I went on to build a career in communications, public affairs and finally creative writing. When Luanne Armstrong, Peggie Graham and I discovered women were not getting published as often as men we started Other Voices, one of the still-standing and successful literary journals in Canada. When friends like Alice Major, Shirley Serviss, Candas Jane Dorsey and Timothy Anderson and I discovered that many great voices were not being heard (many of our women friends included) we started a publishing company, The Books Collective. I was the first to publish some of our fine local women writers in my small press Hodgepog Books. I have written of women’s lives, novels about a girl’s choices (and boys, too), and poetry about the journey. With the publication of my memoir, Still Life at Seventy, I look at the building of a life in the arts of one Canadian woman born in the thirties, who joined the fight for an inclusive, tolerant, open society. And I have no plans of retiring from that.

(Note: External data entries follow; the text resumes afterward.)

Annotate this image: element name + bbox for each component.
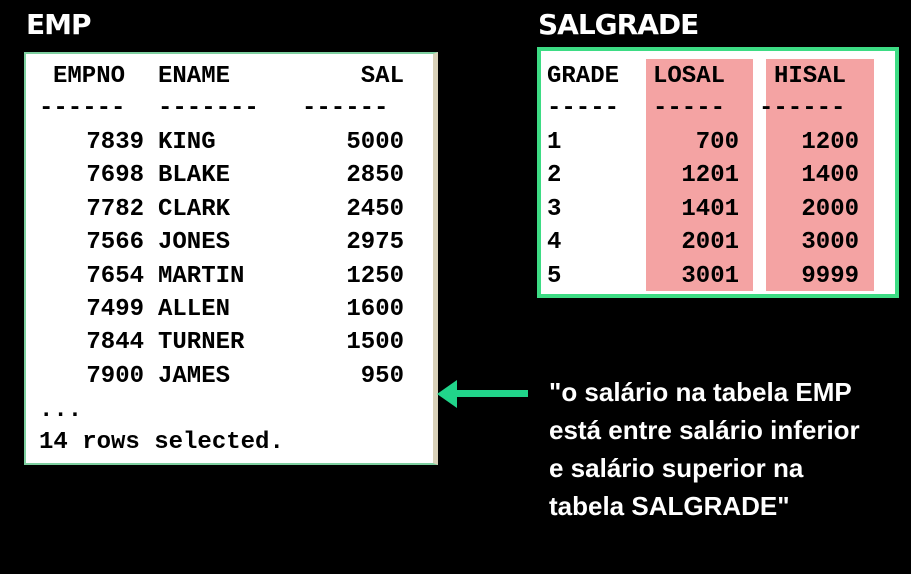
salgrade-cell-hisal: 1200 [801, 129, 859, 156]
emp-cell-empno: 7698 [86, 162, 144, 190]
salgrade-cell-losal: 700 [695, 129, 739, 156]
salgrade-dash-grade: ----- [547, 95, 620, 122]
salgrade-cell-grade: 4 [547, 229, 562, 257]
emp-cell-sal: 2850 [346, 162, 404, 190]
emp-cell-empno: 7782 [86, 195, 144, 223]
arrow-shaft [454, 390, 528, 397]
salgrade-cell-grade: 1 [547, 129, 562, 156]
caption-line-4: tabela SALGRADE" [549, 491, 790, 521]
emp-dash-ename: ------- [158, 95, 259, 122]
salgrade-cell-hisal: 1400 [801, 162, 859, 190]
emp-cell-empno: 7900 [86, 362, 144, 390]
explanation-caption: "o salário na tabela EMP está entre salá… [549, 373, 899, 525]
emp-cell-sal: 1500 [346, 329, 404, 357]
salgrade-dash-hisal: ------ [759, 95, 846, 122]
salgrade-header-grade: GRADE [547, 63, 620, 90]
emp-cell-empno: 7839 [86, 129, 144, 156]
salgrade-cell-losal: 1401 [681, 195, 739, 223]
emp-header-empno: EMPNO [53, 63, 126, 90]
salgrade-table-title: SALGRADE [538, 8, 699, 41]
salgrade-cell-hisal: 2000 [801, 195, 859, 223]
emp-cell-ename: JONES [158, 229, 231, 257]
salgrade-header-hisal: HISAL [774, 63, 847, 90]
salgrade-cell-grade: 5 [547, 262, 562, 290]
salgrade-cell-losal: 1201 [681, 162, 739, 190]
emp-cell-empno: 7654 [86, 262, 144, 290]
emp-table-panel: EMPNO ENAME SAL ------ ------- ------ 78… [24, 52, 438, 465]
salgrade-cell-grade: 3 [547, 195, 562, 223]
emp-cell-ename: TURNER [158, 329, 245, 357]
emp-cell-empno: 7566 [86, 229, 144, 257]
emp-cell-sal: 950 [360, 362, 404, 390]
salgrade-cell-losal: 3001 [681, 262, 739, 290]
emp-footer: 14 rows selected. [39, 429, 284, 456]
caption-line-2: está entre salário inferior [549, 415, 860, 445]
salgrade-cell-losal: 2001 [681, 229, 739, 257]
emp-cell-ename: JAMES [158, 362, 231, 390]
emp-cell-sal: 2450 [346, 195, 404, 223]
emp-cell-ename: MARTIN [158, 262, 245, 290]
caption-line-1: "o salário na tabela EMP [549, 377, 852, 407]
emp-cell-ename: CLARK [158, 195, 231, 223]
emp-table-title: EMP [26, 8, 92, 41]
emp-cell-sal: 1600 [346, 296, 404, 323]
salgrade-cell-hisal: 3000 [801, 229, 859, 257]
emp-cell-empno: 7499 [86, 296, 144, 323]
emp-cell-ename: BLAKE [158, 162, 231, 190]
salgrade-cell-grade: 2 [547, 162, 562, 190]
salgrade-header-losal: LOSAL [653, 63, 726, 90]
emp-cell-sal: 1250 [346, 262, 404, 290]
emp-dash-empno: ------ [39, 95, 126, 122]
emp-ellipsis: ... [39, 397, 83, 424]
emp-dash-sal: ------ [302, 95, 389, 122]
emp-cell-ename: ALLEN [158, 296, 231, 323]
caption-line-3: e salário superior na [549, 453, 804, 483]
emp-cell-empno: 7844 [86, 329, 144, 357]
emp-cell-sal: 2975 [346, 229, 404, 257]
salgrade-cell-hisal: 9999 [801, 262, 859, 290]
emp-cell-ename: KING [158, 129, 216, 156]
salgrade-dash-losal: ----- [653, 95, 726, 122]
emp-header-sal: SAL [360, 63, 404, 90]
salgrade-table-panel: GRADE LOSAL HISAL ----- ----- ------ 1 70… [537, 47, 899, 298]
emp-cell-sal: 5000 [346, 129, 404, 156]
emp-header-ename: ENAME [158, 63, 231, 90]
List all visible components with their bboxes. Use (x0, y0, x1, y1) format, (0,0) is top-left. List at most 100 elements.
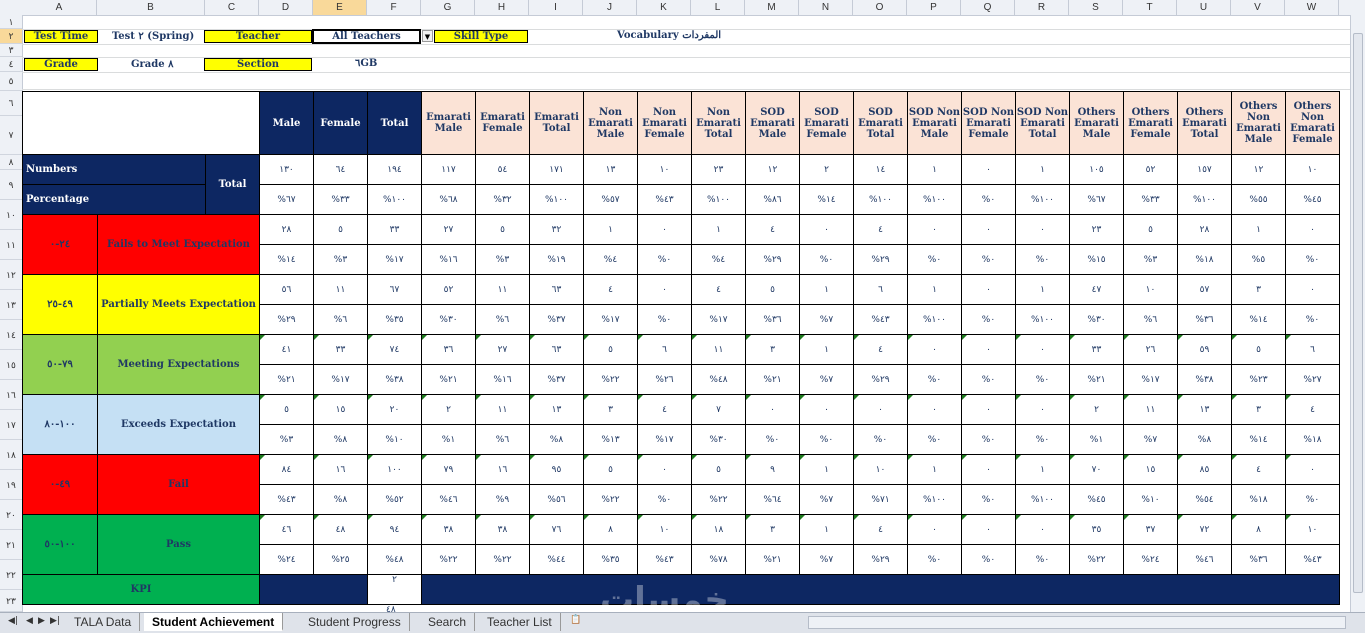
column-header-d[interactable]: D (259, 0, 313, 15)
band-count-cell[interactable]: ٢٦ (1123, 334, 1178, 365)
band-percent-cell[interactable]: %٣٦ (1177, 304, 1232, 335)
teacher-dropdown[interactable]: All Teachers (312, 29, 421, 44)
band-count-cell[interactable]: ١٠ (853, 454, 908, 485)
band-count-cell[interactable]: ٦٣ (529, 334, 584, 365)
numbers-cell[interactable]: ١٠٥ (1069, 154, 1124, 185)
band-percent-cell[interactable]: %٠ (637, 244, 692, 275)
band-count-cell[interactable]: ٠ (1285, 274, 1340, 305)
band-percent-cell[interactable]: %٤٤ (529, 544, 584, 575)
row-header-18[interactable]: ١٨ (0, 440, 22, 470)
band-count-cell[interactable]: ٢ (421, 394, 476, 425)
band-count-cell[interactable]: ٣ (1231, 394, 1286, 425)
band-percent-cell[interactable]: %٠ (1015, 544, 1070, 575)
band-percent-cell[interactable]: %٢٢ (475, 544, 530, 575)
band-count-cell[interactable]: ١٥ (313, 394, 368, 425)
band-count-cell[interactable]: ٥٧ (1177, 274, 1232, 305)
band-percent-cell[interactable]: %١٤ (1231, 424, 1286, 455)
column-header-f[interactable]: F (367, 0, 421, 15)
numbers-cell[interactable]: ١٠ (637, 154, 692, 185)
numbers-cell[interactable]: ١٩٤ (367, 154, 422, 185)
numbers-cell[interactable]: ١٢ (1231, 154, 1286, 185)
band-count-cell[interactable]: ٨ (583, 514, 638, 545)
band-count-cell[interactable]: ٥ (313, 214, 368, 245)
band-count-cell[interactable]: ٠ (1015, 394, 1070, 425)
band-percent-cell[interactable]: %٧٨ (691, 544, 746, 575)
last-sheet-icon[interactable]: ▶| (50, 616, 60, 626)
column-header-n[interactable]: N (799, 0, 853, 15)
row-header-14[interactable]: ١٤ (0, 320, 22, 350)
band-count-cell[interactable]: ٢ (1069, 394, 1124, 425)
band-count-cell[interactable]: ٢٨ (259, 214, 314, 245)
band-percent-cell[interactable]: %٠ (961, 244, 1016, 275)
band-percent-cell[interactable]: %٢٩ (853, 544, 908, 575)
band-count-cell[interactable]: ١٠٠ (367, 454, 422, 485)
band-count-cell[interactable]: ٦٣ (529, 274, 584, 305)
percentage-cell[interactable]: %١٠٠ (907, 184, 962, 215)
band-percent-cell[interactable]: %١٠٠ (1015, 484, 1070, 515)
column-header-r[interactable]: R (1015, 0, 1069, 15)
numbers-cell[interactable]: ٥٢ (1123, 154, 1178, 185)
kpi-value[interactable]: ٢ (367, 574, 422, 605)
row-header-13[interactable]: ١٣ (0, 290, 22, 320)
percentage-cell[interactable]: %٤٣ (637, 184, 692, 215)
band-percent-cell[interactable]: %٠ (1015, 244, 1070, 275)
band-count-cell[interactable]: ١٨ (691, 514, 746, 545)
band-percent-cell[interactable]: %٤٨ (367, 544, 422, 575)
test-time-value[interactable]: Test ٢ (Spring) (112, 31, 194, 42)
column-header-s[interactable]: S (1069, 0, 1123, 15)
band-percent-cell[interactable]: %٢٣ (1231, 364, 1286, 395)
band-percent-cell[interactable]: %٨ (1177, 424, 1232, 455)
horizontal-scrollbar[interactable] (808, 616, 1346, 629)
band-percent-cell[interactable]: %٢١ (1069, 364, 1124, 395)
band-count-cell[interactable]: ٥٦ (259, 274, 314, 305)
band-percent-cell[interactable]: %٣٧ (529, 364, 584, 395)
band-count-cell[interactable]: ٣ (1231, 274, 1286, 305)
vertical-scrollbar[interactable] (1350, 15, 1365, 612)
band-count-cell[interactable]: ٥ (583, 334, 638, 365)
band-count-cell[interactable]: ٤ (745, 214, 800, 245)
row-header-8[interactable]: ٨ (0, 155, 22, 170)
column-header-e[interactable]: E (313, 0, 367, 15)
band-percent-cell[interactable]: %٦ (475, 304, 530, 335)
band-count-cell[interactable]: ١٠ (1285, 514, 1340, 545)
band-percent-cell[interactable]: %٦ (1123, 304, 1178, 335)
band-count-cell[interactable]: ٤ (637, 394, 692, 425)
band-count-cell[interactable]: ٨٥ (1177, 454, 1232, 485)
band-count-cell[interactable]: ١٠ (1123, 274, 1178, 305)
percentage-cell[interactable]: %٥٧ (583, 184, 638, 215)
numbers-cell[interactable]: ٢ (799, 154, 854, 185)
band-percent-cell[interactable]: %٠ (745, 424, 800, 455)
row-header-6[interactable]: ٦ (0, 91, 22, 116)
numbers-cell[interactable]: ٥٤ (475, 154, 530, 185)
column-header-m[interactable]: M (745, 0, 799, 15)
band-count-cell[interactable]: ٥ (1123, 214, 1178, 245)
band-count-cell[interactable]: ٤ (691, 274, 746, 305)
row-header-7[interactable]: ٧ (0, 116, 22, 155)
band-count-cell[interactable]: ٤ (1285, 394, 1340, 425)
band-count-cell[interactable]: ٦٧ (367, 274, 422, 305)
band-percent-cell[interactable]: %١٨ (1231, 484, 1286, 515)
row-header-12[interactable]: ١٢ (0, 260, 22, 290)
band-count-cell[interactable]: ٠ (961, 394, 1016, 425)
band-count-cell[interactable]: ٧٦ (529, 514, 584, 545)
column-header-l[interactable]: L (691, 0, 745, 15)
band-count-cell[interactable]: ١٠ (637, 514, 692, 545)
percentage-cell[interactable]: %٦٧ (259, 184, 314, 215)
percentage-cell[interactable]: %٦٨ (421, 184, 476, 215)
percentage-cell[interactable]: %١٠٠ (367, 184, 422, 215)
band-count-cell[interactable]: ٣٧ (1123, 514, 1178, 545)
percentage-cell[interactable]: %٣٣ (1123, 184, 1178, 215)
column-header-q[interactable]: Q (961, 0, 1015, 15)
band-count-cell[interactable]: ٠ (637, 214, 692, 245)
band-percent-cell[interactable]: %٧ (799, 304, 854, 335)
band-count-cell[interactable]: ٠ (1015, 214, 1070, 245)
band-count-cell[interactable]: ١ (907, 274, 962, 305)
band-count-cell[interactable]: ١٥ (1123, 454, 1178, 485)
numbers-cell[interactable]: ١٥٧ (1177, 154, 1232, 185)
band-count-cell[interactable]: ٤ (853, 514, 908, 545)
band-percent-cell[interactable]: %٠ (961, 484, 1016, 515)
band-percent-cell[interactable]: %١٧ (367, 244, 422, 275)
band-percent-cell[interactable]: %١٠٠ (907, 484, 962, 515)
band-count-cell[interactable]: ٣٢ (529, 214, 584, 245)
band-count-cell[interactable]: ٥ (745, 274, 800, 305)
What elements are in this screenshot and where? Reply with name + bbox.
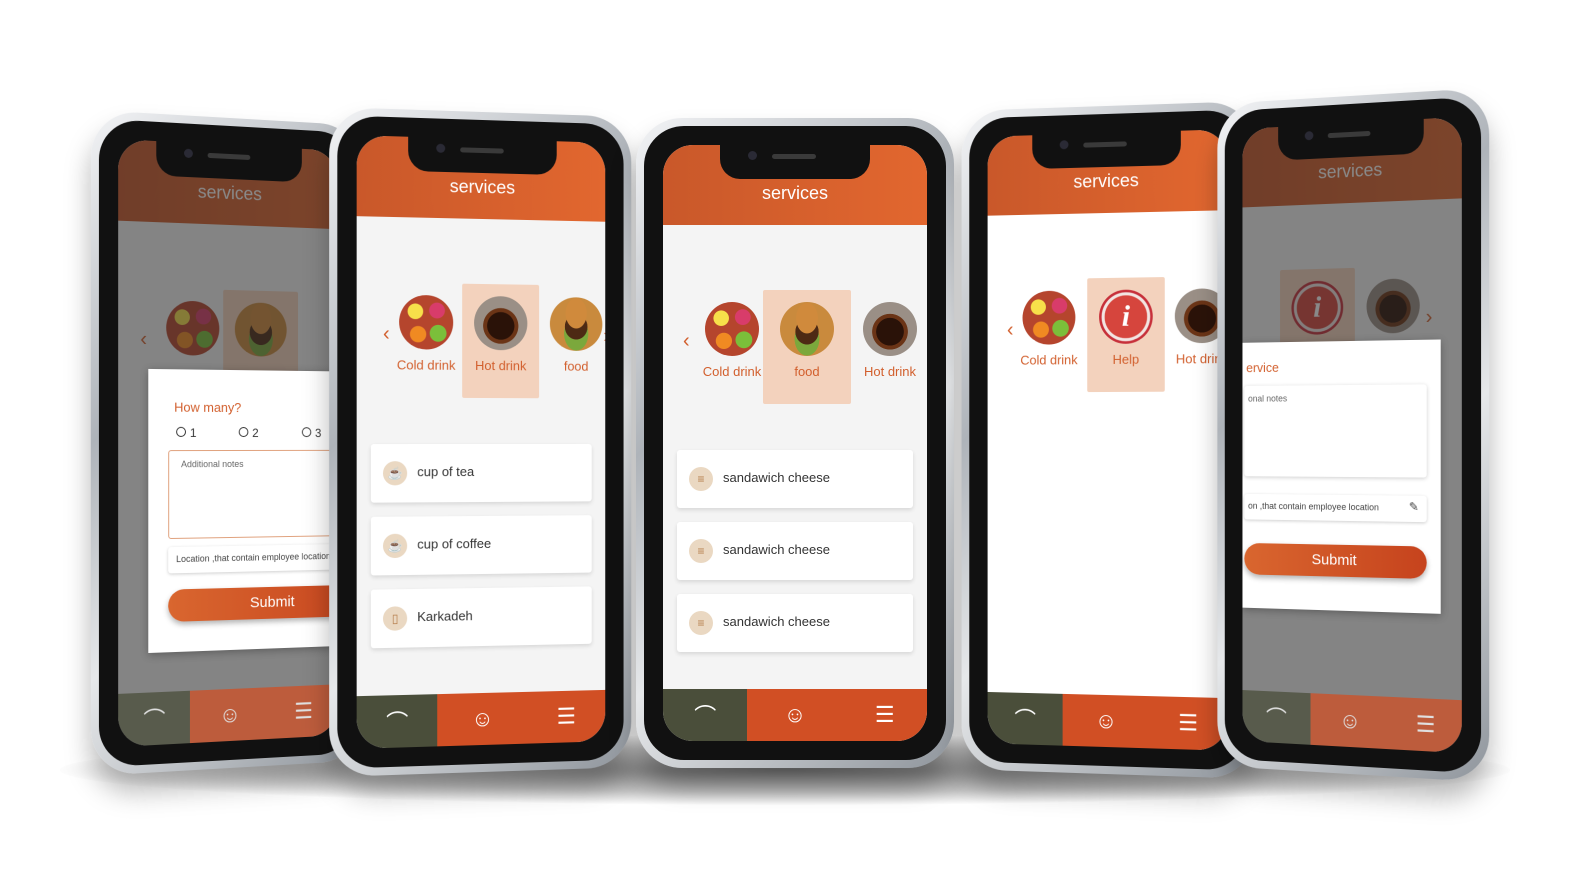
category-label: Cold drink [1020,352,1078,368]
list-item[interactable]: ☕ cup of tea [370,443,592,503]
item-label: Karkadeh [417,608,473,625]
pencil-icon[interactable]: ✎ [1409,500,1419,514]
chevron-right-icon[interactable]: › [603,325,605,348]
list-item[interactable]: ▯ Karkadeh [370,586,592,649]
screen-service: services i › ervice onal notes on ,that … [1242,116,1462,754]
list-icon[interactable]: ☰ [269,684,338,739]
submit-button[interactable]: Submit [168,584,338,622]
category-label: Cold drink [702,364,762,379]
user-icon[interactable]: ☺ [747,689,843,741]
notes-field[interactable]: onal notes [1244,384,1426,477]
coffee-cup-icon: ☕ [382,533,408,559]
category-food[interactable]: food [538,285,605,399]
phone-help: services ‹ Cold drink iHelp Hot drink › … [961,101,1255,779]
sandwich-icon: ≡ [689,539,713,563]
radio-option-3[interactable]: 3 [301,426,321,440]
hot-drink-image [863,302,917,356]
category-cold-drink[interactable]: Cold drink [693,290,771,404]
cold-drink-image [1022,290,1076,345]
phone-notch [156,141,302,183]
radio-option-2[interactable]: 2 [238,426,259,440]
phone-notch [407,136,557,175]
cup-icon: ☕ [382,461,408,486]
category-cold-drink[interactable]: Cold drink [1011,278,1087,392]
cloche-icon[interactable]: ⌒ [356,694,438,749]
screen-quantity: services ‹ How many? 1 2 3 Additional no… [118,139,338,747]
list-icon[interactable]: ☰ [1389,696,1462,754]
bottom-nav: ⌒ ☺ ☰ [118,684,338,747]
phone-notch [1032,130,1181,170]
list-item[interactable]: ≡ sandawich cheese [677,594,913,652]
page-title: services [449,176,516,198]
category-hot-drink[interactable]: Hot drink [462,283,540,399]
cloche-icon[interactable]: ⌒ [663,689,748,741]
category-label: food [563,358,589,374]
phone-notch [720,145,870,179]
service-dialog: ervice onal notes on ,that contain emplo… [1242,339,1441,614]
submit-button[interactable]: Submit [1244,542,1427,579]
page-title: services [1073,170,1139,192]
list-item[interactable]: ☕ cup of coffee [370,515,592,576]
location-field[interactable]: on ,that contain employee location ✎ [1244,494,1426,522]
info-icon: i [1099,289,1153,345]
cloche-icon[interactable]: ⌒ [118,690,191,747]
cold-drink-image [399,294,454,350]
dialog-question: How many? [174,399,242,416]
item-label: sandawich cheese [723,542,830,557]
category-cold-drink[interactable]: Cold drink [387,282,465,397]
phone-quantity-dialog: services ‹ How many? 1 2 3 Additional no… [90,109,363,777]
cloche-icon[interactable]: ⌒ [987,691,1064,746]
radio-option-1[interactable]: 1 [176,426,197,440]
category-label: Hot drink [863,364,917,379]
category-label: food [794,364,820,379]
user-icon[interactable]: ☺ [1063,693,1150,749]
item-label: cup of tea [417,464,475,480]
phone-notch [1278,118,1424,161]
user-icon[interactable]: ☺ [1310,693,1390,750]
bottom-nav: ⌒ ☺ ☰ [987,691,1228,751]
user-icon[interactable]: ☺ [190,687,270,744]
category-label: Cold drink [396,357,456,373]
chevron-left-icon[interactable]: ‹ [683,330,690,353]
screen-food: services ‹ Cold drink food Hot drink › ≡… [663,145,927,741]
page-title: services [761,183,828,203]
item-list: ☕ cup of tea ☕ cup of coffee ▯ Karkadeh [370,443,592,662]
cold-drink-image [705,302,759,356]
sandwich-icon: ≡ [689,467,713,491]
list-icon[interactable]: ☰ [1149,696,1228,751]
glass-icon: ▯ [382,606,408,631]
bottom-nav: ⌒ ☺ ☰ [1242,690,1462,754]
food-image [549,296,603,352]
item-label: sandawich cheese [723,614,830,629]
category-label: Help [1112,351,1140,367]
notes-field[interactable]: Additional notes [168,449,338,540]
item-list: ≡ sandawich cheese ≡ sandawich cheese ≡ san… [677,450,913,666]
item-label: cup of coffee [417,535,492,552]
category-help[interactable]: i Help [1087,277,1165,393]
food-image [780,302,834,356]
location-field[interactable]: Location ,that contain employee location [168,543,337,573]
phone-service-dialog: services i › ervice onal notes on ,that … [1217,87,1490,783]
category-food[interactable]: food [763,290,851,404]
bottom-nav: ⌒ ☺ ☰ [356,689,606,749]
list-item[interactable]: ≡ sandawich cheese [677,450,913,508]
hot-drink-image [474,295,528,351]
dialog-title: ervice [1246,359,1279,376]
screen-hot-drink: services ‹ Cold drink Hot drink food › ☕… [356,135,606,749]
phone-food: services ‹ Cold drink food Hot drink › ≡… [636,118,954,768]
category-hot-drink[interactable]: Hot drink [851,290,927,404]
cloche-icon[interactable]: ⌒ [1242,690,1311,745]
quantity-dialog: How many? 1 2 3 Additional notes Locatio… [148,368,338,654]
screen-help: services ‹ Cold drink iHelp Hot drink › … [987,129,1228,751]
phone-hot-drink: services ‹ Cold drink Hot drink food › ☕… [329,106,632,778]
bottom-nav: ⌒ ☺ ☰ [663,689,927,741]
user-icon[interactable]: ☺ [437,691,528,747]
list-icon[interactable]: ☰ [527,689,606,744]
list-item[interactable]: ≡ sandawich cheese [677,522,913,580]
list-icon[interactable]: ☰ [842,689,927,741]
item-label: sandawich cheese [723,470,830,485]
category-label: Hot drink [475,357,527,374]
sandwich-icon: ≡ [689,611,713,635]
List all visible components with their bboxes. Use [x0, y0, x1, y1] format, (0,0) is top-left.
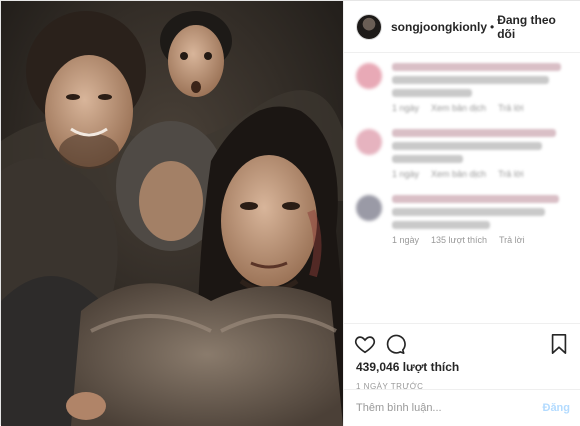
comment-time: 1 ngày: [392, 103, 420, 113]
blurred-comment-text: [392, 155, 464, 163]
username-link[interactable]: songjoongkionly: [391, 20, 487, 34]
reply-link[interactable]: Trả lời: [498, 169, 524, 179]
instagram-post: songjoongkionly • Đang theo dõi 1 ngày X…: [0, 0, 580, 426]
post-actions: 439,046 lượt thích 1 NGÀY TRƯỚC: [344, 323, 580, 391]
comment-time: 1 ngày: [392, 235, 420, 245]
comment-avatar[interactable]: [356, 195, 382, 221]
comment-meta: 1 ngày Xem bản dịch Trả lời: [392, 103, 570, 113]
selfie-image: [1, 1, 343, 426]
list-item: 1 ngày Xem bản dịch Trả lời: [356, 129, 570, 179]
blurred-comment-text: [392, 195, 560, 203]
like-count[interactable]: 439,046 lượt thích: [354, 360, 570, 374]
list-item: 1 ngày 135 lượt thích Trả lời: [356, 195, 570, 245]
post-comment-button[interactable]: Đăng: [543, 402, 571, 414]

Like many male chauvinists before him, VS Naipaul said recently that he considers no woman his literary match. I was not surprised. I’ve never heard of a woman who sunk so low as to talk about how she didn’t consider any man her equal. Why bother! Our egos are not so fragile. But it made me angry.

I’ve read the statistics that show women once again are getting sidelined. Of course, it’s happening again. Look at history. Every time women have taken a stand or changed the way the deck is stacked, society, and men who like power and control have tried to turn the clock back. Often they’ve succeeded. Hopefully not this time. We just have to roll up our sleeves, tuck in our t-shirts, whatever, and write, edit, blog, podcast, pester, and produce great material.

We must stay vigilant. People have always resisted change and any moves toward equality of opportunity that might ‘threaten’ their standing. We need to watch for the recurring default stance which turns a blind eye toward the power and punch of women’s words. Let’s defend and promote Alice Munro, Carol Shields, Barbara Kingsolver, Margaret Atwood, Jane Austen, Joan Clark, Edith Wharton, Ursula LeQuinn, P.D. James and the host of other great women writers. I’m angry and that’s useful. A certain amount of anger is good. It spurs us on to push for justice, fairness and a voice—over and over again.

We need to  encourage our sisters, daughters and granddaughters to write, paint, act, dance and sing their ways into the pantheon of artistic excellence no matter what the latest testosterone-loaded male says or does to try to silence us.

***

Mary on her writing life —

“I have published 12 novels for younger readers (8 to 14), a book of plays for voices, most recently a memoir Still Life at Seventy, as well as poetry, short stories, personal essays and narratives.  My first book was published when I was 54. Before that I was published in the Canadian Journal of Fiction, CBC Anthology with Robert Weaver and The New Quarterly. I have worked behind the scenes and served on the executive during the early days of the Writers Guild of Alberta, and I have been a member for decades of the Canadian Society of Children’s Authors Illustrators, and Performers (CANSCAIP), the Young Alberta Books Society and the The Writers’ Union of Canada (now retired.) I believe in giving back to the community that nurtures you. I was thrilled to be invited to be part of  Women and Words and the crucial work being done there.”   A profile of Mary is here on her website.

1 thought on “Mary Woodbury tracks her writing history at Women & Words”

  1. Well that’s some interesting reading, and I do not doubt it’s true. Funny thing is I grew up in that very same time period, same years and so on, and I can think back and say I never saw what she described, just never saw it because I never knew to look – lack of information on my part. What I do recall is men moaning about how hard it was to get published (as usual, I suppose) without much thought about women and their more difficult struggles.

    Good for her, and for the work she did in making things better. It truly is good to see someone like her making things better as she did. I bend my knee in honest tribute.